Think about that. A translated app on the new hardware runs faster than the native app on the old hardware.

That’s a strange sentence to write. But the math checks out.

Why it works better this time #

The original Rosetta had a harder job. PowerPC and x86 are fundamentally different architectures with different endianness, different register conventions, different memory models. The translation overhead was significant.

ARM to x86-64 is still nontrivial. The instruction sets differ in philosophy — ARM uses a load-store architecture with fixed-width instructions; x86 is a CISC design with variable-length instructions and decades of backwards-compatible cruft.

But Apple has one advantage they didn’t have in 2006: they control the entire stack. They designed the M1’s ARM implementation. They can (and apparently did) add specific hardware features to make translated x86 code run better.

There’s a persistent rumor that Apple included x86 memory ordering support in the M1’s microarchitecture specifically to help Rosetta 2. If true, that’s a hardware team building silicon to support a software compatibility layer. The integration is impressive — almost unnervingly so.

Unified memory changes the game #

The M1’s unified memory architecture is maybe the most underappreciated part of this announcement. Traditional laptops have separate memory pools for CPU and GPU. Data has to be copied between them. It’s a bottleneck that’s been accepted as normal for so long that people forget it’s a design choice, not a law of physics.

Apple’s approach puts CPU, GPU, and Neural Engine on the same memory fabric. No copies. The GPU reads directly from the same pool the CPU wrote to. For workloads that mix compute and graphics — which is most creative software — this eliminates an entire class of performance overhead.

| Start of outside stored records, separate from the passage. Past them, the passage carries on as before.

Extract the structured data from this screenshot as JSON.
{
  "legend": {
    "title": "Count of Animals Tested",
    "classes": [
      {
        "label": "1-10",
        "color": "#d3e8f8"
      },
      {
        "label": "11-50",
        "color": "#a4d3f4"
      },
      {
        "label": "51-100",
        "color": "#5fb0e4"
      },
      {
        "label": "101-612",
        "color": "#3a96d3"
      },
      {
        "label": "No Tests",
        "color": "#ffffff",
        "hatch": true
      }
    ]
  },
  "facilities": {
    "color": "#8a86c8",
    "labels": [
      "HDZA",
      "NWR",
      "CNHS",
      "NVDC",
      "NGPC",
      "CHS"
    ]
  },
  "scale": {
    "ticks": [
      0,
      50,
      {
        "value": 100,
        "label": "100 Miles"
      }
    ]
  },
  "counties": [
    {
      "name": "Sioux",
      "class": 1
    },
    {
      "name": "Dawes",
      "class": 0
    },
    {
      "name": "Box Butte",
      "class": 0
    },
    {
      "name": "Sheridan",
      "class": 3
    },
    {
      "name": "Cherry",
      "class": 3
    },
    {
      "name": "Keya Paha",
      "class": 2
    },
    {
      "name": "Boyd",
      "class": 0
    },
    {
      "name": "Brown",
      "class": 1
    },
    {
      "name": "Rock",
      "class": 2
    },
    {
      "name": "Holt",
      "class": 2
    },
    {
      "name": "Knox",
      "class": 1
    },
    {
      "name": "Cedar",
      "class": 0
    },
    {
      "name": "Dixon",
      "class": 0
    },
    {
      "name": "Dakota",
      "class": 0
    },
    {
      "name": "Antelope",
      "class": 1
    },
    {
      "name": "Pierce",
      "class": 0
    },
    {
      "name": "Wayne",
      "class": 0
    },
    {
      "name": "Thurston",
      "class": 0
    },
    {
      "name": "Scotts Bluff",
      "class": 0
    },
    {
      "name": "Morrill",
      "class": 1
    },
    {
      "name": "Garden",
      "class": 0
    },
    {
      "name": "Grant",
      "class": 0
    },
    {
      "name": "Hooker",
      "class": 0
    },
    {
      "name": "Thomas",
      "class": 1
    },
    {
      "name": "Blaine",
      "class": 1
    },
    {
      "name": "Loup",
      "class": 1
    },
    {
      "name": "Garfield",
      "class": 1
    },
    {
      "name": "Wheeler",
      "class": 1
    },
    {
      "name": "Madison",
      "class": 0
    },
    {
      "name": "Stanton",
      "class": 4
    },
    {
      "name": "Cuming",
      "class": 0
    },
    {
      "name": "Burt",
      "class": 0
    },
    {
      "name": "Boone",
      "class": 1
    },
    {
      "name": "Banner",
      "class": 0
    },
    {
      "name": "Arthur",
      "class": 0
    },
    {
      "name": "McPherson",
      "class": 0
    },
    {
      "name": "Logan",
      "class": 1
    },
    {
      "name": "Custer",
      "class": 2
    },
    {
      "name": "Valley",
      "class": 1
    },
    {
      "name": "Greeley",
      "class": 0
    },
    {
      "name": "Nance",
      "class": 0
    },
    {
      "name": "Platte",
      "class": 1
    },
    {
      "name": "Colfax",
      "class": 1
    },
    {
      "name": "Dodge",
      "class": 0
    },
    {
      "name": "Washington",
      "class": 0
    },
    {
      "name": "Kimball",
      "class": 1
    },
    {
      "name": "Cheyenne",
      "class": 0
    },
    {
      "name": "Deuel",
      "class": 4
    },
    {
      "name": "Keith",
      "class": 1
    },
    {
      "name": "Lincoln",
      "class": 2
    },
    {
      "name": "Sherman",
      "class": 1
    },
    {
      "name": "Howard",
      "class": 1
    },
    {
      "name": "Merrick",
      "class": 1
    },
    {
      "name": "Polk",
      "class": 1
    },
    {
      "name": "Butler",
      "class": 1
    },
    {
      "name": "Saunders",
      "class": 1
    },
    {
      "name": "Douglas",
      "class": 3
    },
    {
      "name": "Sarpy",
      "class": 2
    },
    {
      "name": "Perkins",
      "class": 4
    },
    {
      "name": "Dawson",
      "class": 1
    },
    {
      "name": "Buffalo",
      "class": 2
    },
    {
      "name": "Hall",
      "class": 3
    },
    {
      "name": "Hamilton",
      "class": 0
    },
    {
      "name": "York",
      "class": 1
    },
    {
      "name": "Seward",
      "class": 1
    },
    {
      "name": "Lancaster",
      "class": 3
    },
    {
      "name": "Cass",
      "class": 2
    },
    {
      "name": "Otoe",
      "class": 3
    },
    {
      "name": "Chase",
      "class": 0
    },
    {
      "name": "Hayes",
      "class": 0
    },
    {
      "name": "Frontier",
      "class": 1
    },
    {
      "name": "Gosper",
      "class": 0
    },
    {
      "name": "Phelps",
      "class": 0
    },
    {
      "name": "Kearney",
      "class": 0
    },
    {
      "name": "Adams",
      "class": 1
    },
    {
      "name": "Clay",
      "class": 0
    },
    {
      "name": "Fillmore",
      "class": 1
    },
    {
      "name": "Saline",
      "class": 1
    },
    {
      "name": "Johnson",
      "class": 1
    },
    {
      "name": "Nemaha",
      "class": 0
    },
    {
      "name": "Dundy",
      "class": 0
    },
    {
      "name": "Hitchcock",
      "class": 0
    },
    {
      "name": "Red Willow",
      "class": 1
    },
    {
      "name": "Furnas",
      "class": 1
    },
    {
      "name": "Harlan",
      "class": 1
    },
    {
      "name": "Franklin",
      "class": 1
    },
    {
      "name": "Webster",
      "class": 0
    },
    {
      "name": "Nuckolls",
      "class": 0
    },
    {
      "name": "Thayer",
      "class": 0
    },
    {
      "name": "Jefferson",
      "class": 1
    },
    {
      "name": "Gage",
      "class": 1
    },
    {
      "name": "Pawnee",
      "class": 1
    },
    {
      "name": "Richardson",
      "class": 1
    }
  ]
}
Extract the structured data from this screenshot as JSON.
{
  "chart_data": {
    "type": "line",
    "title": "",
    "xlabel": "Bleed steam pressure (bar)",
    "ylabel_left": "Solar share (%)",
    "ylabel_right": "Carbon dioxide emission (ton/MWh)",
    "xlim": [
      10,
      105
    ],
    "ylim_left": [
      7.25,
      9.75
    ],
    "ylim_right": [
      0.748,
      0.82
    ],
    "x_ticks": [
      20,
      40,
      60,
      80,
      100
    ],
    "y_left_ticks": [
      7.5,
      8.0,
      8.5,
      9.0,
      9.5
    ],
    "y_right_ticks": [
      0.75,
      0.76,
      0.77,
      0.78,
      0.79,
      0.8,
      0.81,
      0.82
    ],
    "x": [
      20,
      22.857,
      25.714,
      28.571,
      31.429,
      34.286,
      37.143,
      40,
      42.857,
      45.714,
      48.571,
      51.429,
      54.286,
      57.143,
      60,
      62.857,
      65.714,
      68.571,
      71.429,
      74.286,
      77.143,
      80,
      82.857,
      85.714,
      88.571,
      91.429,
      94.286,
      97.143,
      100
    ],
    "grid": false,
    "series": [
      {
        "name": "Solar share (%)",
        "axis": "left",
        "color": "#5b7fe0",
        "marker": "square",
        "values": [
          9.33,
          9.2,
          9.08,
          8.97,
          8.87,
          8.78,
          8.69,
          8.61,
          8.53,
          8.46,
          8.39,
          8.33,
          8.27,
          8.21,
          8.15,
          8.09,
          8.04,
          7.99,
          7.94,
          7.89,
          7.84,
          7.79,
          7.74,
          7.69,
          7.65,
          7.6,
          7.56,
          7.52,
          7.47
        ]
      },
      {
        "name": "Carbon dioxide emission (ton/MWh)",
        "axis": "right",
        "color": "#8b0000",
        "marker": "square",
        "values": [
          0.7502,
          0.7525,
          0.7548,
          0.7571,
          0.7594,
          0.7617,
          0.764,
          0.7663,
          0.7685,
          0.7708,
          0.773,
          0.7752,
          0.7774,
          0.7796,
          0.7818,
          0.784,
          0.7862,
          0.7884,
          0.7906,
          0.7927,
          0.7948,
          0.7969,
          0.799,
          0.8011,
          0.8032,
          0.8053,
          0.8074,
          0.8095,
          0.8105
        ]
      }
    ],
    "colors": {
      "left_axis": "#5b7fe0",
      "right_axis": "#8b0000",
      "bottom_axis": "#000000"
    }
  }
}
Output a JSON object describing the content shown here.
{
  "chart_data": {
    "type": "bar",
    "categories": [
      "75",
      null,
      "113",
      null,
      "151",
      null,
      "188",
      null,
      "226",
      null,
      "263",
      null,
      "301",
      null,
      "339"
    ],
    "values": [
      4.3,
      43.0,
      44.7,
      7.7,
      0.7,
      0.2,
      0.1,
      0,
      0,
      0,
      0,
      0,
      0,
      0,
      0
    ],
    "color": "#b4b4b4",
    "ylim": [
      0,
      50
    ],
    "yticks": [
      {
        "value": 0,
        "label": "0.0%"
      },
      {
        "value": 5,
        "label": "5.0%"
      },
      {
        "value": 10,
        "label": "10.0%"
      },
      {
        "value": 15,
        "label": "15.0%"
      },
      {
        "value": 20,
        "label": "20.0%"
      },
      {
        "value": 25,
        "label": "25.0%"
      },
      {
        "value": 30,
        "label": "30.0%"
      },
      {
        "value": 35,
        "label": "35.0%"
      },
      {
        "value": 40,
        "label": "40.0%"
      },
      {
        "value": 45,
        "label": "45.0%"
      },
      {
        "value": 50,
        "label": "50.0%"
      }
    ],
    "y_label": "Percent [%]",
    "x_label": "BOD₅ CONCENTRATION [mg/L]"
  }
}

From a developer perspective, this means thinking differently about memory management. The old mental model — allocate on CPU, copy to GPU buffer, dispatch compute — gets simpler. Whether existing apps can take advantage of that through Rosetta 2 translation is a separate question. I suspect the real gains show up in native ARM builds.

What this means for developers #

Here’s where I’m less certain.

The developer transition kits that Apple shipped out are running an A12Z chip — essentially an iPad Pro processor, not the M1. So the actual performance characteristics of the shipping hardware remain speculative. We’re extrapolating from WWDC demos and DTK experiences, which is always risky.

What seems clear is that Universal Binary 2 — fat binaries containing both x86-64 and ARM code — will be the migration path. Ship both architectures in one package; let the OS pick. It’s the same strategy they used in 2006 with Universal Binaries for PowerPC and Intel.

It worked then.

The migration burden falls on developers who maintain native code, C++ extensions, or rely on third-party libraries that haven’t been recompiled. If your stack is pure Swift or Objective-C and you’re using Apple’s frameworks, Xcode apparently handles the recompilation without drama.

If you’re shipping a complex build with native dependencies — Node.js addons, Python C extensions, Electron apps with native modules — the path gets rockier. I’ve been there. It’s not fun.

The bigger picture #

I think what Apple’s really demonstrating here isn’t just chip design. It’s vertical integration as competitive advantage.

They control the ISA, the silicon, the OS, the translation layer, the compiler toolchain, and the app distribution pipeline. When you own all of those pieces, you can make transitions that would be impossible for a horizontally structured ecosystem.

Microsoft tried something similar with Windows on ARM. The app compatibility story has been rough. Google’s running ARM in Chromebooks but ChromeOS apps are mostly web-based, which sidesteps the translation problem entirely.

Neither has the stack control that Apple does.

The first Macs with Apple Silicon ship next month. We’ll know pretty quickly whether the WWDC promises hold up under real workloads. But if the Rosetta 2 performance numbers are even close to what’s been demonstrated, Apple will have pulled off the same magic trick twice.

And this time with better hardware underneath it.